Local One said in a statement that the Joyce Theater Foundation failed to respond to the local's Aug. 14 request for voluntary recognition, which the local made after a large majority of Joyce stagehands signed authorization cards empowering Local One to act as the stagehands' bargaining agent.
In that Aug. 14 letter, Local One had originally set an Aug. 26 deadline for management "to agree to verify Local One's majority status through a neutral, third party who would review the signed authorization cards."
According to Local One, Joyce management had promised to Local One president James J. Claffey, Jr. that it would respond to the union, but asked for an additional time to formulate a response. Claffey granted that extension.
A month after the union made its initial request, there is still no official response, the union announced.
Voluntary recognition "would have allowed both Local One and the Joyce Theater Foundation to avoid the hefty expenses associated with NLRB election procedures," according to the union. The union expects a hearing before the NLRB before the end of September and an election before Thanksgiving.

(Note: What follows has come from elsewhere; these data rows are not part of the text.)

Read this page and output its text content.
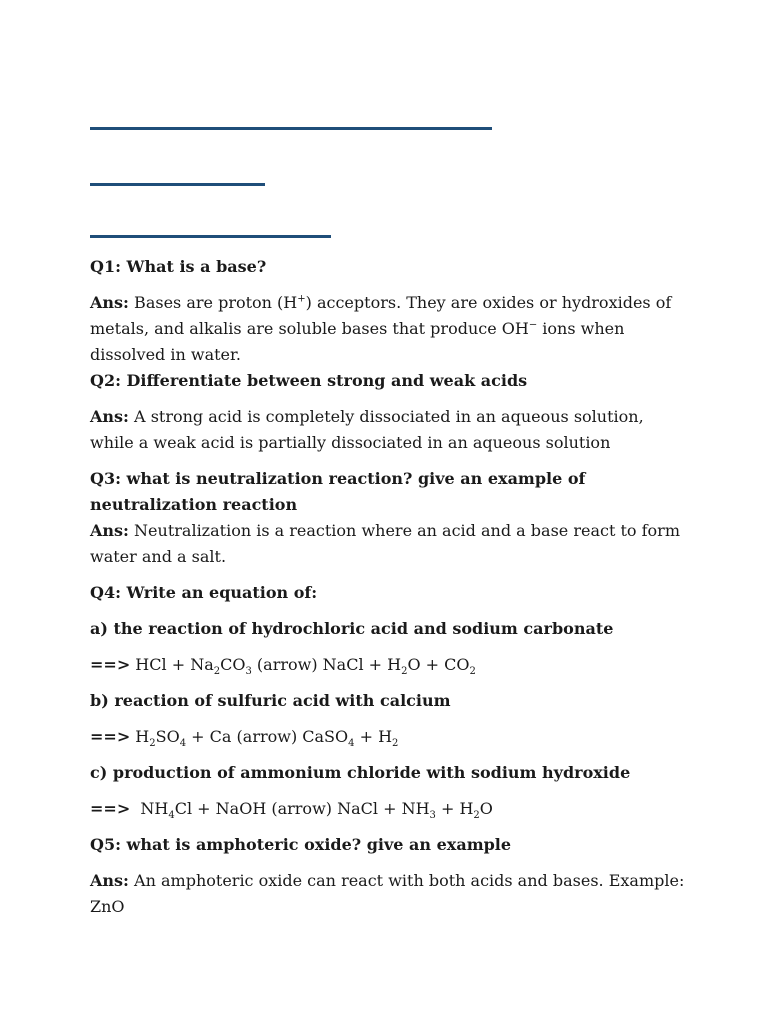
Q1: What is a base?

Ans: Bases are proton (H+) acceptors. They are oxides or hydroxides of metals, and alkalis are soluble bases that produce OH− ions when dissolved in water.

Q2: Differentiate between strong and weak acids

Ans: A strong acid is completely dissociated in an aqueous solution, while a weak acid is partially dissociated in an aqueous solution

Q3: what is neutralization reaction? give an example of neutralization reaction

Ans: Neutralization is a reaction where an acid and a base react to form water and a salt.

Q4: Write an equation of:

a) the reaction of hydrochloric acid and sodium carbonate

==> HCl + $Na_2CO_3$ (arrow) NaCl + $H_2O + CO_2$

b) reaction of sulfuric acid with calcium

==> $H_2SO_4 + Ca$ (arrow) CaSO$_4$ + $H_2$

c) production of ammonium chloride with sodium hydroxide

==>  $NH_4Cl$ + NaOH (arrow) NaCl + $NH_3 + H_2O$

Q5: what is amphoteric oxide? give an example

Ans: An amphoteric oxide can react with both acids and bases. Example: ZnO
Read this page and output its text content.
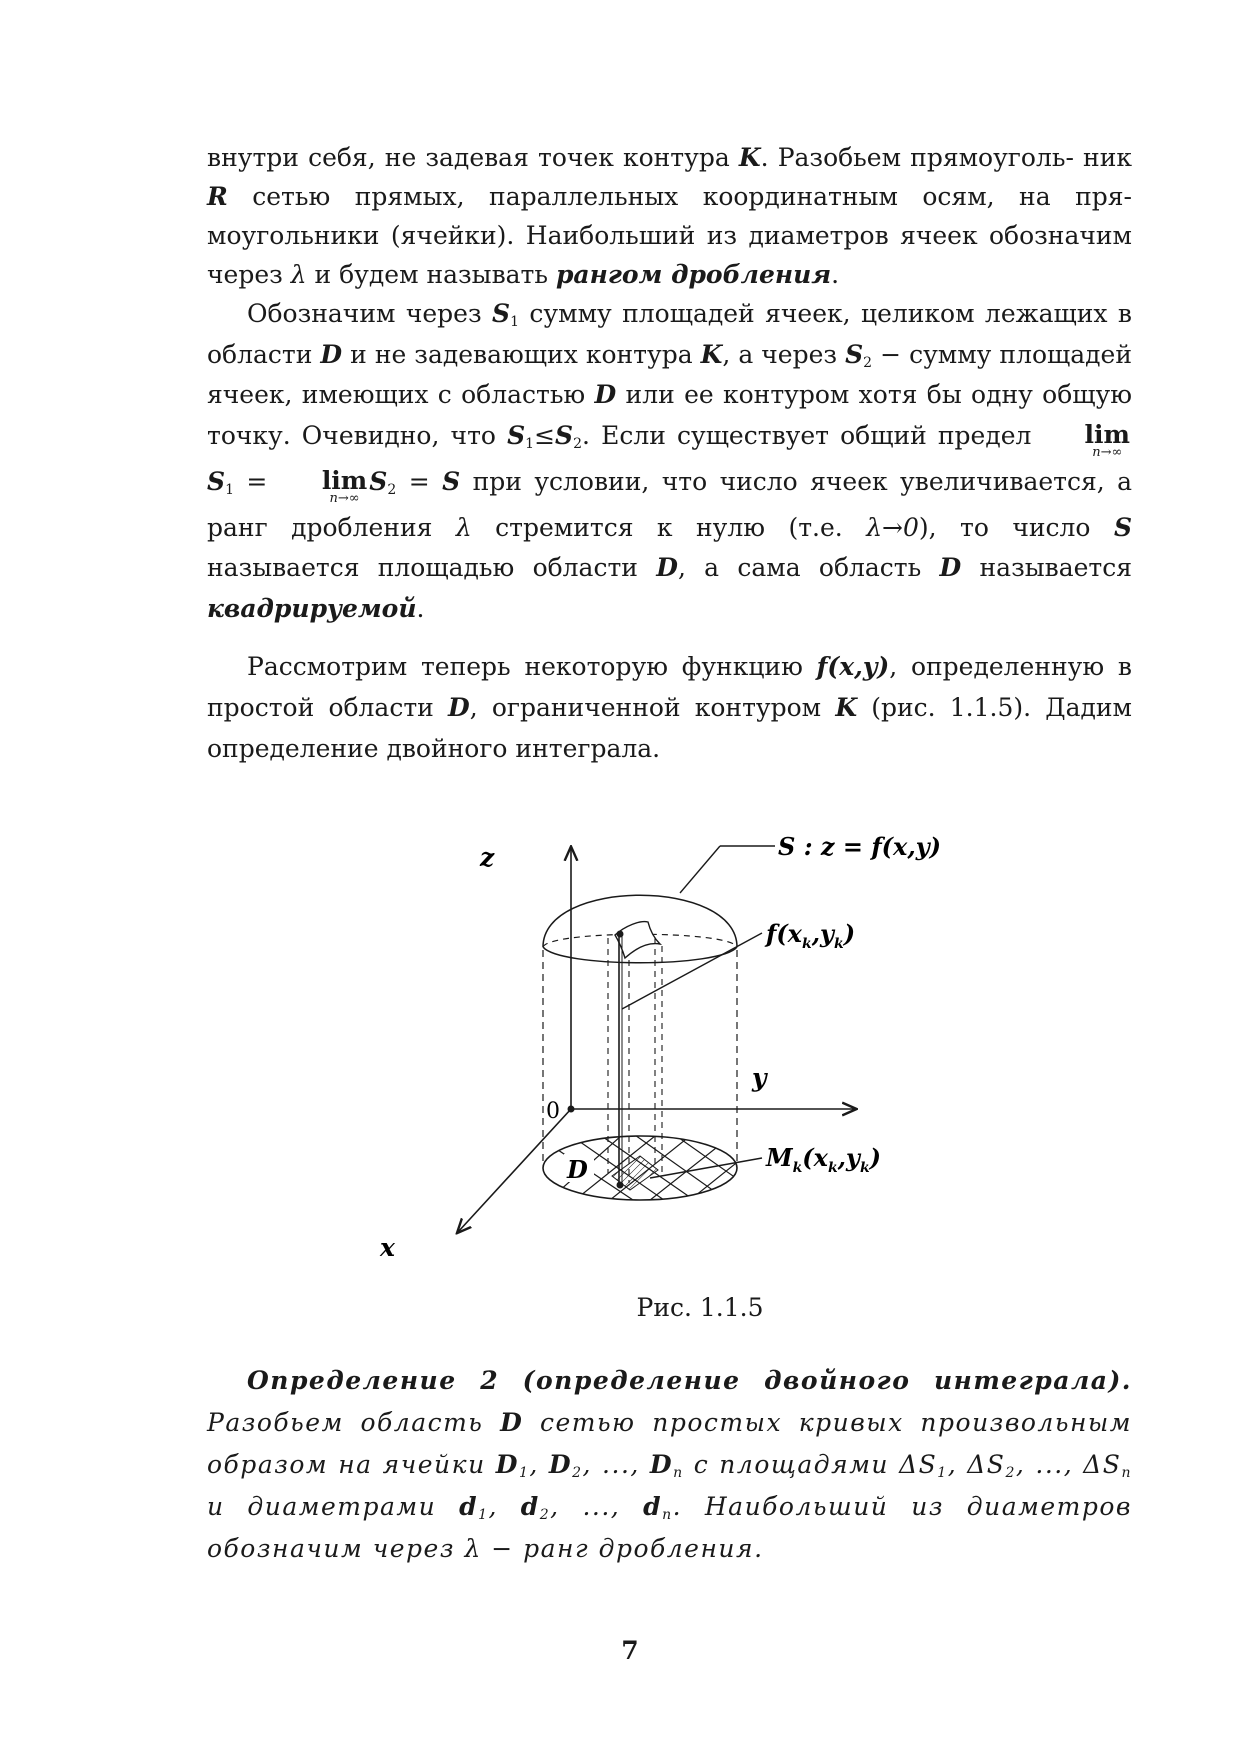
внутри себя, не задевая точек контура K. Разобьем прямоуголь- ник R сетью прямых, параллельных координатным осям, на пря- моугольники (ячейки). Наибольший из диаметров ячеек обозначим через λ и будем называть рангом дробления.

Обозначим через $S_1$ сумму площадей ячеек, целиком лежащих в области D и не задевающих контура K, а через $S_2$ − сумму площадей ячеек, имеющих с областью D или ее контуром хотя бы одну общую точку. Очевидно, что $S_1\le S_2$. Если существует общий предел	lim
n→∞
$S_1$ =	lim
n→∞
$S_2 = S$ при условии, что число ячеек увеличивается, а ранг дробления λ стремится к нулю (т.е. λ→0), то число S называется площадью области D, а сама область D называется квадрируемой.

Рассмотрим теперь некоторую функцию f(x,y), определенную в простой области D, ограниченной контуром K (рис. 1.1.5). Дадим определение двойного интеграла.

z
y
x
0
D
S : z = f(x,y)
$f(x_k,y_k)$
$M_k(x_k,y_k)$
Рис. 1.1.5

Определение 2 (определение двойного интеграла). Разобьем область D сетью простых кривых произвольным образом на ячейки $D_1$, $D_2$, ..., $D_n$ с площадями $\Delta S_1$, $\Delta S_2$, ..., $\Delta S_n$ и диаметрами $d_1$, $d_2$, ..., $d_n$. Наибольший из диаметров обозначим через λ − ранг дробления.

7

Local One is now "entering the costly and time-consuming legal process that will undoubtedly lead to the same result: the Joyce Theater Foundation sitting down to negotiate with Local One for a fair and just contract for its stage technicians," said Claffey.
The Joyce is the Eighth Avenue venue in Manhattan's Chelsea neighborhood. It often presents dance shows.
"NLRB supervised balloting is familiar territory for stagehands requesting representation at smaller venues in New York City," according to Local One. "Last year, after a long, litigious and costly process, stagehands at Lehman College Center for the Performing Arts voted 22 to 0 to be represented by Local One. Those stagehands now work under a contract fair to both labor and management."
For 123 years, Local One (www.iatselocalone.org) has been the stagecraft union of the International Alliance of Theatrical Stage Employees representing 3,000 property persons, stage and studio electricians, set carpenters, sound designers, audio technicians, moving-light operators, riggers and special effects people in New York City.